We slept well until 4:30 a.m. That sounds early, but it’s not unusual for us to start the day ony an hour later. Not bad at all, considering Hawaiian clocks—in the summertime—are six hours skewed from Florida’s.
(My current approach to combatting jet lag is to sleep as much as possible on the plane, but not to make an effort to sleep. Once upon a time I acted as if I could get a full night’s sleep on an overnight flight: brushing my teeth, wearing eye covers, and settling down as much as is possible in a coach-class set, with a pillow and a blanket. After several flights with marginal success at best, I decided to ignore my watch altogether. After boarding, I settle down to enjoy myself, usually with a book or my World of Puzzles magazine. I’m at the stage of life where it’s easy to doze—actually, I’ve been at that stage for at least 40 years—so when I feel sleepy, I set the book down and allow myself to snooze. I rarely even bother to take off my glasses; I just lean back and sleep. When I wake, I pick up where I left off and begin the cycle again. I find this much more satisfactory, because I’m no longer annoyed by announcements, food carts, or neighbors who must get out of their seats. If they wake me up, they’ve only disturbed a short nap, not my “night’s rest.” I no longer worry that I’m “supposed” to be sleeping. I enjoy the flight more, and adjustment to the new time schedule comes more easily.)
We would have liked to make a faster start to the day, but had a morning appointment with our “personal concierge,” who would help us plan our week, including the mandatory timeshare presentation. She was actually very helpful, with useful suggestions for places to stop on our around-the-island tour. She was also able to reschedule our presentation, which had originally been placed in the middle of the day, a most annoying and wasteful time.
The first meeting accomplished, we headed out of the Hilton property to the shopping/restaurant area at the entrance to the resort. (The resort is more than the Hilton sites, although they constitute a large part of it.) There we made a breakfast of “Japanese Tempura Style Fish and Chips” (and shrimp). Delicious!
Unless you consider fish & chips for breakfast a bit odd, there was nothing about its onset to indicate how incredible this day would be.
Other people may not have this problem, but I quail at the thought of spending more than $1000 on an activity that lasts only two hours. Even grocery shopping isn’t that expensive. The two of us can fly to Pittsburgh and back for half that. Or one of us to Switzerland (though not back). However….
If you’re going to go all the way to Hawaii, I recommend in the strongest terms that you invest in a Blue Hawaiian helicopter tour. We decided to go all out, choosing the two-hour tour and the fancy Eco-Star helicopter, and are so glad we did. What an amazing experience!
On the practical side, it was a fantastic introduction to the island, giving us a much better idea of what we wanted to do with the rest of our days there. (I know, I know. We should have had all that figured out ahead of time. But we didn’t, and I don’t know how we could have done better than what transpired, no matter how much we had planned. Hmm.... We might have saved a bit on the Volcano hotel; more on that later. But that’s about it.) We learned a lot about which treks were worth taking, and which were a lot of effort for a view much less interesting than the one we had from the air.

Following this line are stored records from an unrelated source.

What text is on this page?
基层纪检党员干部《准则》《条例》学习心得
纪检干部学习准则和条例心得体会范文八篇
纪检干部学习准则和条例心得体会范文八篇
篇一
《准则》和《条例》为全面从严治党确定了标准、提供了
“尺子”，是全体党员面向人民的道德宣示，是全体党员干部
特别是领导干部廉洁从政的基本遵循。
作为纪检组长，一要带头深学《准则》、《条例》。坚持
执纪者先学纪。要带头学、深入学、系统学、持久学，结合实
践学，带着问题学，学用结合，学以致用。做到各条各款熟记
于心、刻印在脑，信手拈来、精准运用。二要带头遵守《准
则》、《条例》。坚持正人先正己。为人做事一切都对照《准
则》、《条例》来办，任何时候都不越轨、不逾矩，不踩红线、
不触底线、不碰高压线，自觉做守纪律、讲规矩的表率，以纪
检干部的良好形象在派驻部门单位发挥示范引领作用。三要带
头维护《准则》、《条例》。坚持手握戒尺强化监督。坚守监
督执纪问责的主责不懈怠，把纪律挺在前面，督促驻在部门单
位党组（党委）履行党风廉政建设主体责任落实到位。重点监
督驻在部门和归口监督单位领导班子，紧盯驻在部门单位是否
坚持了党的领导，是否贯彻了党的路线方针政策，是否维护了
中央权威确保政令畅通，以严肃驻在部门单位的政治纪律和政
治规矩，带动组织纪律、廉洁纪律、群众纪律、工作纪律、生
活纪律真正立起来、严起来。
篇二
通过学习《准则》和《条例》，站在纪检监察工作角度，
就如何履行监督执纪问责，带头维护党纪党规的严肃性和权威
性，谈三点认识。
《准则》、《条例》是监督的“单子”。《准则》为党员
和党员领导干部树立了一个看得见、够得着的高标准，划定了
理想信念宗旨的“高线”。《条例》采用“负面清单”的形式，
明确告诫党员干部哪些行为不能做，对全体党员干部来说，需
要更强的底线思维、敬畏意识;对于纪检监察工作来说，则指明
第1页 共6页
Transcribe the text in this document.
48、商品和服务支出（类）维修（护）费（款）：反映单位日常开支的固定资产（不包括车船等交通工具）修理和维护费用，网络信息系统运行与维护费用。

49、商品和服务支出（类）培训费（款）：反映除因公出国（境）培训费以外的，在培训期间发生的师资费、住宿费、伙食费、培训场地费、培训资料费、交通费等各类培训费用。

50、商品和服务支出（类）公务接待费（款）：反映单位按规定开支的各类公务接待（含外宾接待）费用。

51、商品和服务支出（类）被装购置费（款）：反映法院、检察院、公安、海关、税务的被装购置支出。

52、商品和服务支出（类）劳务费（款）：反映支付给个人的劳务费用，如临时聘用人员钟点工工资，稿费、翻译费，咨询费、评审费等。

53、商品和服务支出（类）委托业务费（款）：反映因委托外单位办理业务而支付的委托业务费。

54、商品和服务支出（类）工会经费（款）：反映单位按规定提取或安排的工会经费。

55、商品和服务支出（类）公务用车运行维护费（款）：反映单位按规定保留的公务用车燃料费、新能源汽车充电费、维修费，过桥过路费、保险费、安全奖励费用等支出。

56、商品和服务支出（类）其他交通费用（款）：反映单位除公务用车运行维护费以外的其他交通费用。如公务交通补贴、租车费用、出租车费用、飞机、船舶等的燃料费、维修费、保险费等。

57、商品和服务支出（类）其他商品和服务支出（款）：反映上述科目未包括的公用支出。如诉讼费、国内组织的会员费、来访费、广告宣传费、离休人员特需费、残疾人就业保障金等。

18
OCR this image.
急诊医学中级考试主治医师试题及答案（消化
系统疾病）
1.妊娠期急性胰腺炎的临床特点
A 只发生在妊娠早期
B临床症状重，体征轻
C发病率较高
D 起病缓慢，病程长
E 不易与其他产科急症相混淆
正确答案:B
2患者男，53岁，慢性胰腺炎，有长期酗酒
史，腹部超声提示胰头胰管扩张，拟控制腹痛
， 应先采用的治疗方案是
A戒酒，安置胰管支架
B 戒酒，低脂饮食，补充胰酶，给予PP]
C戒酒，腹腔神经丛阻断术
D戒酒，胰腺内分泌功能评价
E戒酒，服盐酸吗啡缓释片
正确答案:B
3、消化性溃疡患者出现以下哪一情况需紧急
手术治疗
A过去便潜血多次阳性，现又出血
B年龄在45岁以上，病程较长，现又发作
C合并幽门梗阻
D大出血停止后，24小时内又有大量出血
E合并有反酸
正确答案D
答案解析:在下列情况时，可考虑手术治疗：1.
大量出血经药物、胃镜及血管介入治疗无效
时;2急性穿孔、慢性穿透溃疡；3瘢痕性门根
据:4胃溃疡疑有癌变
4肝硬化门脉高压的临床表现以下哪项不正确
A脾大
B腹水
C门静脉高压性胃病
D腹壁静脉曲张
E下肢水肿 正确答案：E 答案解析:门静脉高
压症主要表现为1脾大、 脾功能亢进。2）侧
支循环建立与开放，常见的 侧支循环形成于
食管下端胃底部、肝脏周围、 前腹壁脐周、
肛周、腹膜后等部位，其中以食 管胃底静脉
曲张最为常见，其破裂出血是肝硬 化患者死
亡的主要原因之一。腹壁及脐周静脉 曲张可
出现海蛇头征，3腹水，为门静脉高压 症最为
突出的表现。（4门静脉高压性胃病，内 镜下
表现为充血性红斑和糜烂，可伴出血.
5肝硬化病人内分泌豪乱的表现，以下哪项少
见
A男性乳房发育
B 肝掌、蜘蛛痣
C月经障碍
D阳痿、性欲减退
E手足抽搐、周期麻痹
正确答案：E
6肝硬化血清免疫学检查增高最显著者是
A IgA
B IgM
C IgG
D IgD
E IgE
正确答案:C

The view. The views! It would have been rewarding enough merely flying all over the island. On the first leg of the trip we flew across to Hilo: from the desert,
over ranch land,
to rain forest.
But that’s not what you’re waiting to see.
We flew right over the top of Kilauea!
At the arrow, the red-hot lava is pouring forth, turning grey as it cools but still flowing. This is not the spectacular effect our grandkids were hoping to see, preferably with Grandma and Dad-o standing perilously close, but this is God’s creation, not Walt Disney’s, and not to be activated on demand. We were lucky to see lava flow at all, as until recently it had been flowing through underground lava tubes rather than into the caldera. And it was truly amazing to see Creation ongoing.
After the volcano tour, we stopped briefly in Hilo for refueling, and then it was on to the waterfalls! The Waipi‘o Valley is best seen by helicopter, unless you have a four-wheel drive vehicle and a death wish.
Hawaii’s falls are not broad, but very tall and beautiful.
An expensive ride? Yes. Worth the cost? Absolutely.
Did I mention that flying in a helicopter feels like flying? Or what I imagine flying would be like, were I actually able to do so.
After a lunch/dinner of pulled pork—which is big in Hawaii as well as South Carolina—we went back to the room, intending to put on our swim suits and check out the resort’s saltwater lagoon and freshwater pools. But I made the mistake of lying down, “just for a few minutes,” and quickly lost consciousness. Porter spent the time reading our guidebooks, occasionally making a half-hearted, and thoroughly unsuccessful, attempt at awakening me. Our early arising, bright sunshine—which always makes me sleepy—and exciting adventures had wiped me out … until 4:30 a.m. of the new day.